On Friday afternoon, the cloud provider said it had received "a number of initial offers for its assets" and that the board continues to evaluate the options in a bid to strengthen its immediate and long-term financial future.
"While the process continues, the board has concluded that it is no longer possible to present audited financial results for the year ended 31 December 2015 by 30 June 2016," the company said in an announcement on the London Stock Exchange.
"As such, the company has requested a temporary suspension of the under-mentioned securities from trading on AIM with immediate effect, pending publication of its audited financial results and the appropriate notification being made in accordance with the AIM rules."

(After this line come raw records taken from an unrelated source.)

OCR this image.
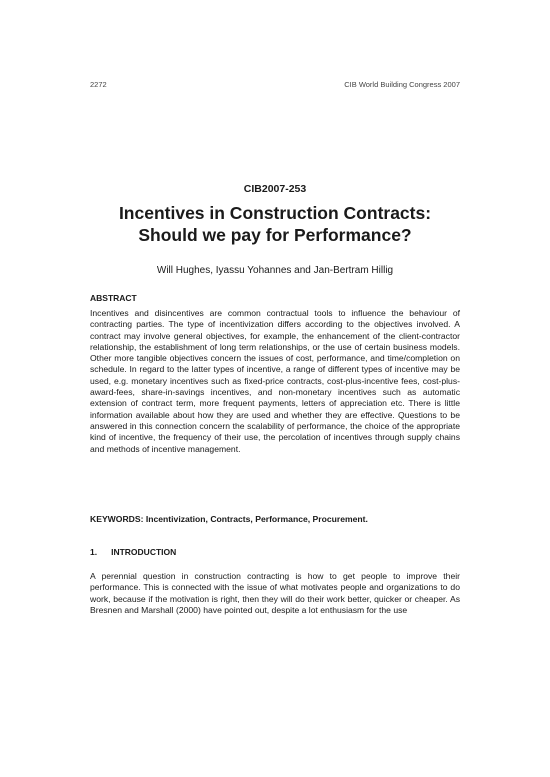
2272	CIB World Building Congress 2007
CIB2007-253
Incentives in Construction Contracts:
Should we pay for Performance?
Will Hughes, Iyassu Yohannes and Jan-Bertram Hillig
ABSTRACT

Incentives and disincentives are common contractual tools to influence the behaviour of contracting parties. The type of incentivization differs according to the objectives involved. A contract may involve general objectives, for example, the enhancement of the client-contractor relationship, the establishment of long term relationships, or the use of certain business models. Other more tangible objectives concern the issues of cost, performance, and time/completion on schedule. In regard to the latter types of incentive, a range of different types of incentive may be used, e.g. monetary incentives such as fixed-price contracts, cost-plus-incentive fees, cost-plus-award-fees, share-in-savings incentives, and non-monetary incentives such as automatic extension of contract term, more frequent payments, letters of appreciation etc. There is little information available about how they are used and whether they are effective. Questions to be answered in this connection concern the scalability of performance, the choice of the appropriate kind of incentive, the frequency of their use, the percolation of incentives through supply chains and methods of incentive management.

KEYWORDS: Incentivization, Contracts, Performance, Procurement.

1. INTRODUCTION

A perennial question in construction contracting is how to get people to improve their performance. This is connected with the issue of what motivates people and organizations to do work, because if the motivation is right, then they will do their work better, quicker or cheaper. As Bresnen and Marshall (2000) have pointed out, despite a lot enthusiasm for the use
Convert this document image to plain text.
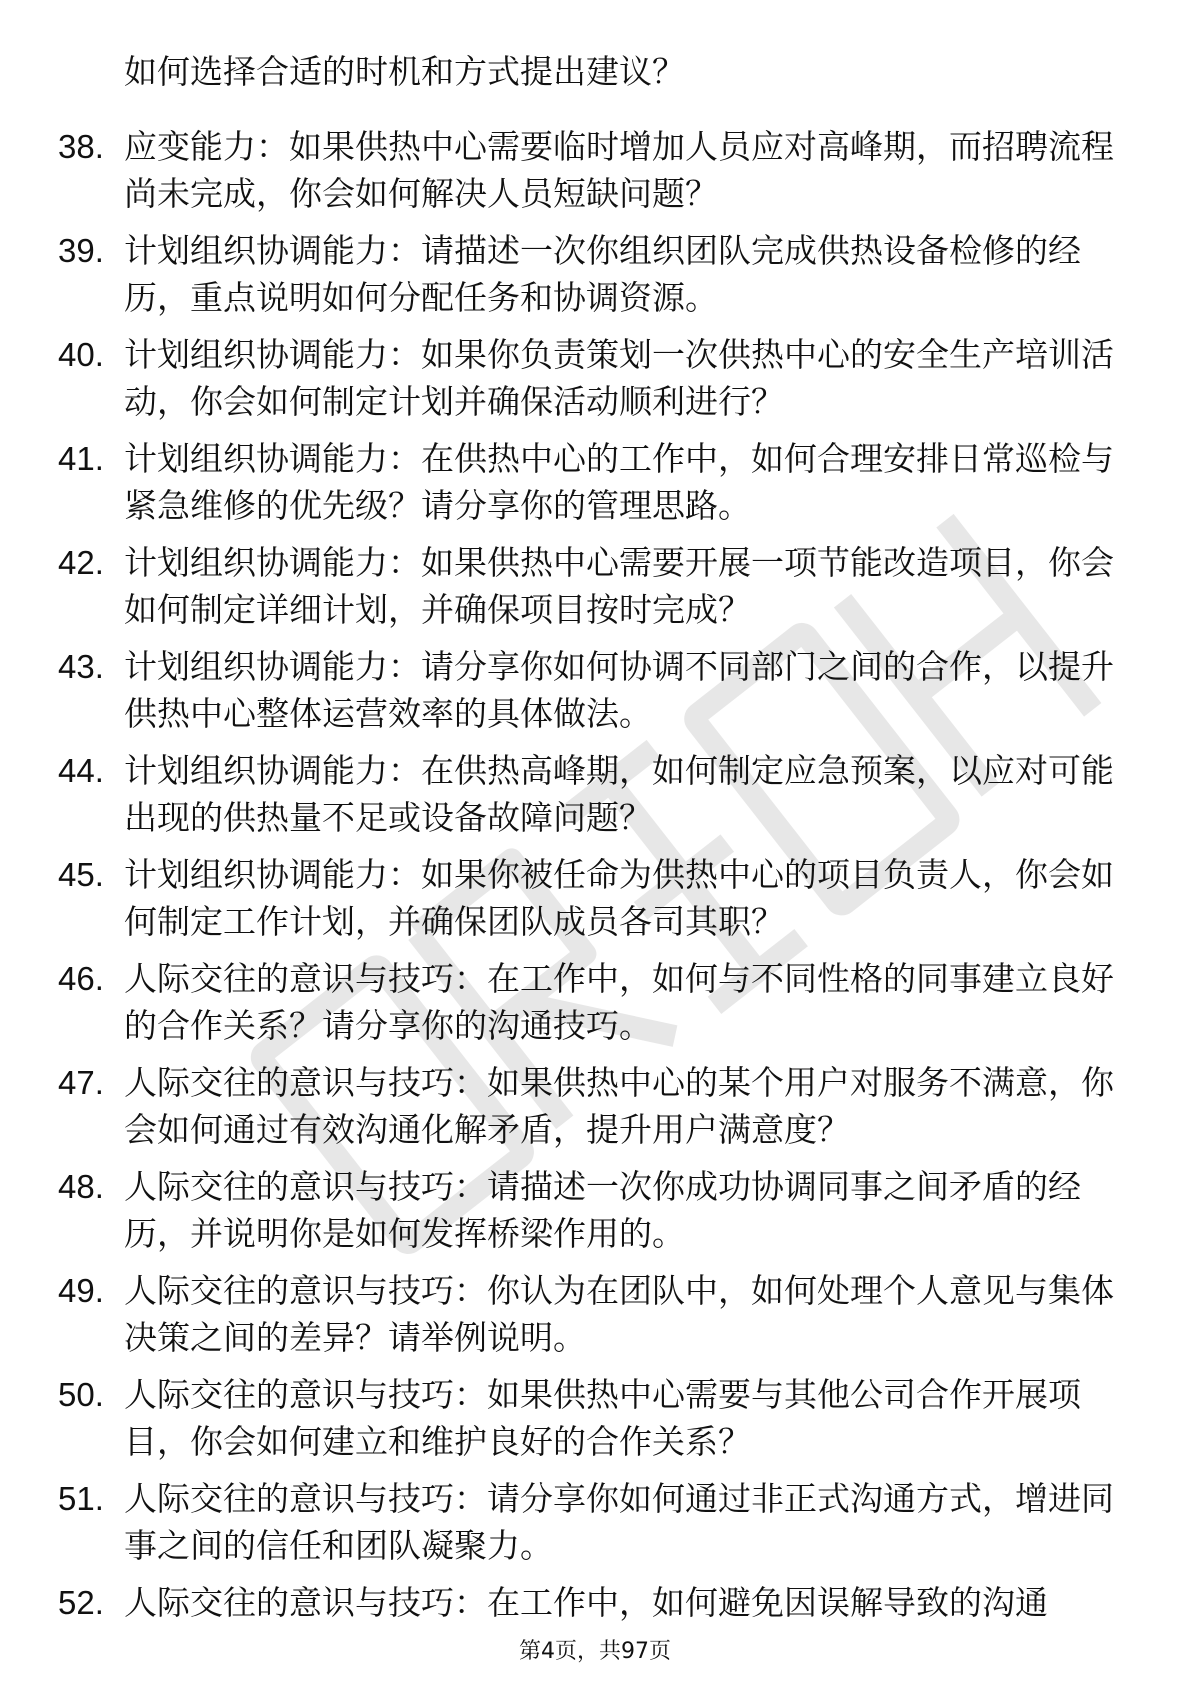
如何选择合适的时机和方式提出建议？
38. 应变能力：如果供热中心需要临时增加人员应对高峰期，而招聘流程尚未完成，你会如何解决人员短缺问题？
39. 计划组织协调能力：请描述一次你组织团队完成供热设备检修的经历，重点说明如何分配任务和协调资源。
40. 计划组织协调能力：如果你负责策划一次供热中心的安全生产培训活动，你会如何制定计划并确保活动顺利进行？
41. 计划组织协调能力：在供热中心的工作中，如何合理安排日常巡检与紧急维修的优先级？请分享你的管理思路。
42. 计划组织协调能力：如果供热中心需要开展一项节能改造项目，你会如何制定详细计划，并确保项目按时完成？
43. 计划组织协调能力：请分享你如何协调不同部门之间的合作，以提升供热中心整体运营效率的具体做法。
44. 计划组织协调能力：在供热高峰期，如何制定应急预案，以应对可能出现的供热量不足或设备故障问题？
45. 计划组织协调能力：如果你被任命为供热中心的项目负责人，你会如何制定工作计划，并确保团队成员各司其职？
46. 人际交往的意识与技巧：在工作中，如何与不同性格的同事建立良好的合作关系？请分享你的沟通技巧。
47. 人际交往的意识与技巧：如果供热中心的某个用户对服务不满意，你会如何通过有效沟通化解矛盾，提升用户满意度？
48. 人际交往的意识与技巧：请描述一次你成功协调同事之间矛盾的经历，并说明你是如何发挥桥梁作用的。
49. 人际交往的意识与技巧：你认为在团队中，如何处理个人意见与集体决策之间的差异？请举例说明。
50. 人际交往的意识与技巧：如果供热中心需要与其他公司合作开展项目，你会如何建立和维护良好的合作关系？
51. 人际交往的意识与技巧：请分享你如何通过非正式沟通方式，增进同事之间的信任和团队凝聚力。
52. 人际交往的意识与技巧：在工作中，如何避免因误解导致的沟通
第4页，共97页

Outsourcery announced in April that it reached an agreement with Vodafone for a new "conditional drawdown working capital facility" worth an undisclosed sum.
Analyst TechMarketView today described Outsourcery as "struggling" and said the latest news will not go down well with shareholders.
"There's a nasty pill for shareholders to swallow - in Friday's announcement the company also said that while it has received'a number of initial offers for its assets' (we have to wonder if Vodafone is in the mix here), the possible proceeds from any offer/offers would 'leave no or limited value to equity shareholders'," said research director Kate Hanaghan. "It doesn't get much worse for those who have invested."